After a chaotic period of internal struggles, which characterized the minority rule of Ladislaus IV, the national diet, which convened in May 1277, declared Ladislaus to be of age and authorized the 15-year-old monarch to restore internal peace with all possible means. George Baksa emerged as a faithful and skilled military general of the king in that transition period, when Ladislaus IV made partial successes to strengthen the royal power. The king intended to eliminate the Geregyes' power in Bihar County and the surrounding region, who aspired to establish an oligarchic province independently of the monarch. Their relative, Roland, son of Mark ruled the territory through from Szepesség to Transylvania via Nyírség. King Ladislaus sent his two generals, Finta Aba and George Baksa, both of them were landowners in the nearby Upper Hungary, to defeat him. Roland was killed in a battle in the winter of 1277. Thereafter, George defeated and captured Geregye II, one of the Geregye brothers, in early 1278, who was later sentenced to death and decapitated. It is possible that George also participated in the successful siege of Nicholas Geregye's fortress at Adorján (now Adrian in Romania) in the first half of 1278; the Geregyes ultimately lost their influence and power. Following that, George joined Ladislaus' royal campaign with the alliance of Rudolf I of Germany against Ottokar II of Bohemia. The Hungarian–Cuman and Austrian reconnaissance armies sent on 18–19 August 1278, led by George Baksa and Berthold von Emersberg, respectively, caused a heavy loss to the Bohemian army, who besieged the castle of Laa. The Hungarian troops plundered the surrounding region, and George even captured three Austrian ministeriales during the clashes at the fort. After that, Ottokar abandoned the siege and marched southwards. George and his troops returned to the royal camp on 20 August. George participated in the Battle on the Marchfeld, took place on 26 August 1278, where Ottokar was killed. During the campaign, he captured altogether twelve Bohemian noblemen as hostages in exchange for ransom.

After his efficient service in the campaign against Ottokar, George Baksa already individually led royal troops against the king's enemies. In the period between 1278 and 1280, he had been sent against Litovoi, a powerful local Vlach voivode in northern Oltenia, who got involved in a war with the Hungarians over lands King Ladislaus claimed for the crown, but for which Litovoi refused to pay tribute. George led a punitive force against his territory; Litovoi was killed in battle, while his younger brother, Bărbat was taken prisoner and sent to the royal court by George Baksa. There he was forced not only to pay ransom but also to recognize Hungarian suzerainty. When the Holy See persuaded Ladislaus IV to enforce the Cuman laws, his favored subjects rebelled against him.
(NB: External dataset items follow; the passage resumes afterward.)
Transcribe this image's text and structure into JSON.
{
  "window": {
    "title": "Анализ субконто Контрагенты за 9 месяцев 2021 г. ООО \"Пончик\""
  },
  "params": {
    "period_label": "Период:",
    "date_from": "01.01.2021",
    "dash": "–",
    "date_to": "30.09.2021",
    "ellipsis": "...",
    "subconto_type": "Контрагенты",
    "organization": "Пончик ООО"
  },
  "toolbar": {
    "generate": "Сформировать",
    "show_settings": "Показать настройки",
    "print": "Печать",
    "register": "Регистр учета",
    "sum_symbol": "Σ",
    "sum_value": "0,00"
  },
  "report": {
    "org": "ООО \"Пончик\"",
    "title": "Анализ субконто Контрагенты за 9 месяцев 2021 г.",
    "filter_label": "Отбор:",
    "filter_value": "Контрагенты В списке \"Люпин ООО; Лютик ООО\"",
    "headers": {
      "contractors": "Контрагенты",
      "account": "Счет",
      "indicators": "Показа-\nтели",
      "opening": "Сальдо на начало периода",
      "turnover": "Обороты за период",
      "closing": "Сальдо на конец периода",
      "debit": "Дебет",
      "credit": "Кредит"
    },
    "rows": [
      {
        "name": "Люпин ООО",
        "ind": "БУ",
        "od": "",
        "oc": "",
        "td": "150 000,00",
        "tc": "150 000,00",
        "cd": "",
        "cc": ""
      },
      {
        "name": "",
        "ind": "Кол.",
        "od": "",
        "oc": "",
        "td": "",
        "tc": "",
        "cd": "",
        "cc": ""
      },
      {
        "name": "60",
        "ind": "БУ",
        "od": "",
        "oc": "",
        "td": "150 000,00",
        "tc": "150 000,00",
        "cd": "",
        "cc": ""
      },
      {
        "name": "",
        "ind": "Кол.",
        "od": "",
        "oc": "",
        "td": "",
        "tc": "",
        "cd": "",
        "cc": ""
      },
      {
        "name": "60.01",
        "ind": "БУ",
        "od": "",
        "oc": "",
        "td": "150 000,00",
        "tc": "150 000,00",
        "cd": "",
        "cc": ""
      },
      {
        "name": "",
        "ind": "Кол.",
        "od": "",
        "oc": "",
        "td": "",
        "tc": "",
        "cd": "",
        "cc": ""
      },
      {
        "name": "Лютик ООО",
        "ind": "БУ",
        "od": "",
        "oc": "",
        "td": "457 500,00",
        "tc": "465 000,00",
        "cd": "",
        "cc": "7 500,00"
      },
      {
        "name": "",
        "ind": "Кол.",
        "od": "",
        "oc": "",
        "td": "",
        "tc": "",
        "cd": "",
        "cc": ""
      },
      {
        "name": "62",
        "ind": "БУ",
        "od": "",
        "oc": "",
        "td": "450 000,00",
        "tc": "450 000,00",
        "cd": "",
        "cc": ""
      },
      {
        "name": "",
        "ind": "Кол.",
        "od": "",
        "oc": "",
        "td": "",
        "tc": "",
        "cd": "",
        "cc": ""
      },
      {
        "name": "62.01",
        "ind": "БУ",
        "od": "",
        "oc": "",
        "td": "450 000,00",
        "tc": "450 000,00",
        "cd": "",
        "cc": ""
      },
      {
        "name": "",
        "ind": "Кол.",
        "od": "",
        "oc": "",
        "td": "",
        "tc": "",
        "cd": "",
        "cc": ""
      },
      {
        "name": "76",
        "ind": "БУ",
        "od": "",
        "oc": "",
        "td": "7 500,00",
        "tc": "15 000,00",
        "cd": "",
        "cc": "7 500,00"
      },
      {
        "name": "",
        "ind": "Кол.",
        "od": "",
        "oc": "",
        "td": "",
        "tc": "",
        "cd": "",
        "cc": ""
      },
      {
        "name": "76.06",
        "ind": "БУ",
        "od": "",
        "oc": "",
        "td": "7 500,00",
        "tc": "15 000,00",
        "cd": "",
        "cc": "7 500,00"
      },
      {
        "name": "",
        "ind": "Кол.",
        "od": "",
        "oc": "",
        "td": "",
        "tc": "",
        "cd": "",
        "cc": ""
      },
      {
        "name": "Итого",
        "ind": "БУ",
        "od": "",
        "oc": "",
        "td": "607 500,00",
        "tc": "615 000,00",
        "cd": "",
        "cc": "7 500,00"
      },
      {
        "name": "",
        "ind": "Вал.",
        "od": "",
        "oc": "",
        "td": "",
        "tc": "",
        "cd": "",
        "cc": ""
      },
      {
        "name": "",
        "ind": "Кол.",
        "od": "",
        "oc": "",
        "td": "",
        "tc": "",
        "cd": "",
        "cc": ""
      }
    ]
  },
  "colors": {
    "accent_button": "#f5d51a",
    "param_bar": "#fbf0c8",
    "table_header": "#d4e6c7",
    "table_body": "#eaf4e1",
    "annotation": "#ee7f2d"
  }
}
Many Cumans decided to leave Hungary instead of obeying the legate's demands and the king could not hinder them from crossing the frontier. After the suppression of the revolt of Finta Aba, Ladislaus convened an assembly at the foot of the castle of Patak in July 1282 (today ruins near Sátoraljaújhely), where George Baksa and his brothers attended. When a Cuman army invaded the southern parts of Hungary in the following month, the Baksa brothers joined the king's punitive expedition. They participated in the Battle of Lake Hód (near present-day Hódmezővásárhely), took place sometime between 17 September and 21 October 1282, where Ladislaus vanquished the invaders's army. Two local warlords, brothers Darman and Kudelin had seized a former Hungarian banate, Braničevo. Stephen Dragutin invaded Braničevo with Hungarian assistance in the second half of 1284, but could not defeat them. The Hungarian auxiliary troops, consisted of Transylvanian and Cuman contingents, were led by George Baksa after a failed negotiation attempt between Ladislaus IV and Darman near the Hungarian–Serbian border. This was George's only known fruitless campaign in his military career.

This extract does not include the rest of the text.